Oktaのグループ情報を使用してユーザーアカウントタイプを決定する場合は、次の手順に従います。Oktaで使用するグループはMacから始める必要はありませんが 、 これらの手順では Mac- を例に使用します。

  1.   Passport Library Itemで、[ユーザー プロビジョニング] セクションの [ユーザー アカウントの種類] メニューをクリックし、[ ID プロバイダー グループごとに指定] を選択します。

  2. ドロップダウンから [デフォルトのアカウントの種類 ] を選択します。

  3. [ ID プロバイダーグループ] フィールドに、Okta グループ名を入力します。この記事では、 例として Mac- で始まるグループを使用します。

  4. アイ デンティティ・プロバイダ・グループ 行ごとに、必要に応じて 「アカウント・タイプ 」を設定します。 

次に、Oktaの Passport OIDCアプリケーションで、次の手順を使用して、 例としてMac- で開始するようにグループ要求フィルターを構成します。

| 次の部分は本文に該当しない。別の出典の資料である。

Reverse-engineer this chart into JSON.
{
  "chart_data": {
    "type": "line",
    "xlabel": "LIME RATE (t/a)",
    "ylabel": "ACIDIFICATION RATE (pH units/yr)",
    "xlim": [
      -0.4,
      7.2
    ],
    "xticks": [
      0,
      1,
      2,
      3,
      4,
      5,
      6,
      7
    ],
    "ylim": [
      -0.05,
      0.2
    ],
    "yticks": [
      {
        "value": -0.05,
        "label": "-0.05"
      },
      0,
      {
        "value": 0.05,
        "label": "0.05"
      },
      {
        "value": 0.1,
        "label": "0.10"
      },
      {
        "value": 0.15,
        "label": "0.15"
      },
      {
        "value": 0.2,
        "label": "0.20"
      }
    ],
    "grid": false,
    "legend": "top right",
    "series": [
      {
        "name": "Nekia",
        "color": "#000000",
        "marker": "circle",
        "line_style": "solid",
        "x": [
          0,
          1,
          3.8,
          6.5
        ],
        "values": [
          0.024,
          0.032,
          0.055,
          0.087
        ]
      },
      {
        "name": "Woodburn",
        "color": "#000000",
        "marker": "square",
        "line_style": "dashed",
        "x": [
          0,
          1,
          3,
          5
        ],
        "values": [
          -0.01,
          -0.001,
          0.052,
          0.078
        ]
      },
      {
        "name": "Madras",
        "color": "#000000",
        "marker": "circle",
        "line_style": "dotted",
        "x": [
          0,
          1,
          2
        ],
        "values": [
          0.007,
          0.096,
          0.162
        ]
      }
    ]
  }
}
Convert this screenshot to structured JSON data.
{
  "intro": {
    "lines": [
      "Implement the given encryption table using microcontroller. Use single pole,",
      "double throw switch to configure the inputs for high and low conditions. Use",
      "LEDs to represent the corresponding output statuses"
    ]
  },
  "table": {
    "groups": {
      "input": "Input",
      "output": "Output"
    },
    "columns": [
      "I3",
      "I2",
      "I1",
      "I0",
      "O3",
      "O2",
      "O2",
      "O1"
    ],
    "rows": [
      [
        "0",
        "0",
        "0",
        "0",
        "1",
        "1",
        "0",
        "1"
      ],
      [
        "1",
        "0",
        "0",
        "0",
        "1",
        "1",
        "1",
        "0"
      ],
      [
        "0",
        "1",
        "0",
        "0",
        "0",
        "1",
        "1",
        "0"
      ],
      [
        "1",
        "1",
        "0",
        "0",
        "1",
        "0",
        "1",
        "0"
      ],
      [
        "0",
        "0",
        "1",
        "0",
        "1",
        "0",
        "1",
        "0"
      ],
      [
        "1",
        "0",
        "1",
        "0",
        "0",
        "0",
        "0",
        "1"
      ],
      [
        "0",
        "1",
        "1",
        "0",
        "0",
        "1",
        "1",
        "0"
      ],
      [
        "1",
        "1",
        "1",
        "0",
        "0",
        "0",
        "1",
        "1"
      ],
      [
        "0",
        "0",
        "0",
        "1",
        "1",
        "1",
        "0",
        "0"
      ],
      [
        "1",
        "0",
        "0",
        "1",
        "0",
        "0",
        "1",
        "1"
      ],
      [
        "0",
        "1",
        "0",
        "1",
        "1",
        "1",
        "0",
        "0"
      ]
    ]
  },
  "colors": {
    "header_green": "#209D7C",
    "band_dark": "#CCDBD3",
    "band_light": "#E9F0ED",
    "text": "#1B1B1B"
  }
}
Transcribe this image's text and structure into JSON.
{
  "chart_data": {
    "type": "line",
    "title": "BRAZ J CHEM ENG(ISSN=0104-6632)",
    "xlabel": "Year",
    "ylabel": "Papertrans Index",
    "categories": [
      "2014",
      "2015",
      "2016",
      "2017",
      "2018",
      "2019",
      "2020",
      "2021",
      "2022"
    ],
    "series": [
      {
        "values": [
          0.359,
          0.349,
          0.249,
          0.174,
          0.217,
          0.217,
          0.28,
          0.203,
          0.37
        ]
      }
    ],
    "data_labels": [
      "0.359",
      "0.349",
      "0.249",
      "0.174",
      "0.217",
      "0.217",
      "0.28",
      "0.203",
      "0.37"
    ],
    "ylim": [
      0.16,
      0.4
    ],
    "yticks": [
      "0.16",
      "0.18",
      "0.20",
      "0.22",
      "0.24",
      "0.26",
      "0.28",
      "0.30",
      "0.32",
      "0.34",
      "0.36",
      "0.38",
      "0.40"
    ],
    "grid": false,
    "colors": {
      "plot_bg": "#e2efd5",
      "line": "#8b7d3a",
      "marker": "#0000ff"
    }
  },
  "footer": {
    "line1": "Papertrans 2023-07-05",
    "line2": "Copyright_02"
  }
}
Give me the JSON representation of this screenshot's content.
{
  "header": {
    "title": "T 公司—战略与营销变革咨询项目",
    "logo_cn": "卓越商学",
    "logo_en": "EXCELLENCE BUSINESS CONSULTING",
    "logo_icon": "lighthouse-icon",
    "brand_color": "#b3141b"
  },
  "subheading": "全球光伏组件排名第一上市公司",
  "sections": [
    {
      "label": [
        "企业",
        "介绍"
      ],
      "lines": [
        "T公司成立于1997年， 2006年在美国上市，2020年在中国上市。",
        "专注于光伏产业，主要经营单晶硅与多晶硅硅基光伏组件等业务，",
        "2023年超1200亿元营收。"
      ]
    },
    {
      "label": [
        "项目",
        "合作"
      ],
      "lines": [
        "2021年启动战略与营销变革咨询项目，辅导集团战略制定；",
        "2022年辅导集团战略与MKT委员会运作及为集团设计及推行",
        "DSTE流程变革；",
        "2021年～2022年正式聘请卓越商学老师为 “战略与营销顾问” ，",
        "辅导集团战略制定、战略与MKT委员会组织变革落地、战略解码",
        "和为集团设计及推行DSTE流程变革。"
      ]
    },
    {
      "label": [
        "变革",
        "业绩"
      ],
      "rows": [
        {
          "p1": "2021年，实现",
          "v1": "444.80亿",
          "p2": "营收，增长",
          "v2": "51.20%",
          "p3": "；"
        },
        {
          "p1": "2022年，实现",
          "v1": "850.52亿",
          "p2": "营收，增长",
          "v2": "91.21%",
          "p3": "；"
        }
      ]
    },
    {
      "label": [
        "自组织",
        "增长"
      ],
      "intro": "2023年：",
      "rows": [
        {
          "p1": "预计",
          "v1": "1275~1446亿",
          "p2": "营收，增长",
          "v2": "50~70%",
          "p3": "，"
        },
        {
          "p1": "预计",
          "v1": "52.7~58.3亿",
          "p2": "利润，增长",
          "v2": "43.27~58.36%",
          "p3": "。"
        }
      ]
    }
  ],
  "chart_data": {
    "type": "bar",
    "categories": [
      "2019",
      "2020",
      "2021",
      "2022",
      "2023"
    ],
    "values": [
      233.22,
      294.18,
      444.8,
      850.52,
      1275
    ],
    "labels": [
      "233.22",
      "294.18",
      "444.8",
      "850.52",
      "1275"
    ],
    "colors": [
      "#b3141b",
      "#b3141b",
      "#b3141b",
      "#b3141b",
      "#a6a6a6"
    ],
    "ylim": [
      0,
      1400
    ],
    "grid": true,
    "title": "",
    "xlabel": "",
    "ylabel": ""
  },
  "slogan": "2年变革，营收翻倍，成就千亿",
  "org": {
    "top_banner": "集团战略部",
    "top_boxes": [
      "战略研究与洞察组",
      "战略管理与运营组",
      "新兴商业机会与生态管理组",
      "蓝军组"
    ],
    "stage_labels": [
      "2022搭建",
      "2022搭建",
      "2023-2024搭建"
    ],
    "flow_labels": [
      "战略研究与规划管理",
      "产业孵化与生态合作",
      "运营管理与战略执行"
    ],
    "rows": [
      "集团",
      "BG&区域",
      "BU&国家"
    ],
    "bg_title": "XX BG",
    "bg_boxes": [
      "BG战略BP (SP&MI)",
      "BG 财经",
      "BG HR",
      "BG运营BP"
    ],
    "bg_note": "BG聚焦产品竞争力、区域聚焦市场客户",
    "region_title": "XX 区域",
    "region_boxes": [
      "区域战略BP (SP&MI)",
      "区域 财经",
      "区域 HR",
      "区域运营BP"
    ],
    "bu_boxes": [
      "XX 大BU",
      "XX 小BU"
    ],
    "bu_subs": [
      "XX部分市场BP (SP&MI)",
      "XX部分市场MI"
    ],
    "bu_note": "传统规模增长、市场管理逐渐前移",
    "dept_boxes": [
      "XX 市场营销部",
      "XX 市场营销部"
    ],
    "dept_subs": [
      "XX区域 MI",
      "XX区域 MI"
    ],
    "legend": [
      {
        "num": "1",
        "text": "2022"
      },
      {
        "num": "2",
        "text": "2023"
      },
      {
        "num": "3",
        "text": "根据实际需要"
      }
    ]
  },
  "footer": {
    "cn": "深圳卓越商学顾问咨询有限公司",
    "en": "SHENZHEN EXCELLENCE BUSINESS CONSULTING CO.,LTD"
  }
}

  1. Okta Administrator Consoleの左側のメニューペインで、必要に応じて[Applications]セクションを展開し、[ Applications]を選択します。

  2. 以前に作成した Kandji Passport アプリケーションを選択します。

  3. [ サインオン] タブをクリックします。

  4. OpenID Connect ID トークン」 セクションで、「編集」をクリックします。

  5. [ グループ要求フィルター] セクションでは、既定値の [groups] のままにします。

  6. 中央のフィールドはデフォルトの [ 次で始まる] のままにします。

  7. 右端のフィールドに「 Mac 」と入力します(使用する、または使用するOktaグループが Macで始まると仮定します)。

  8. [ 保存] をクリックします。

PassportとOktaに関する問題のトラブルシューティング

Passport と Okta で問題が発生した場合は、Passport Okta のトラブルシューティングの記事で詳細を確認してください。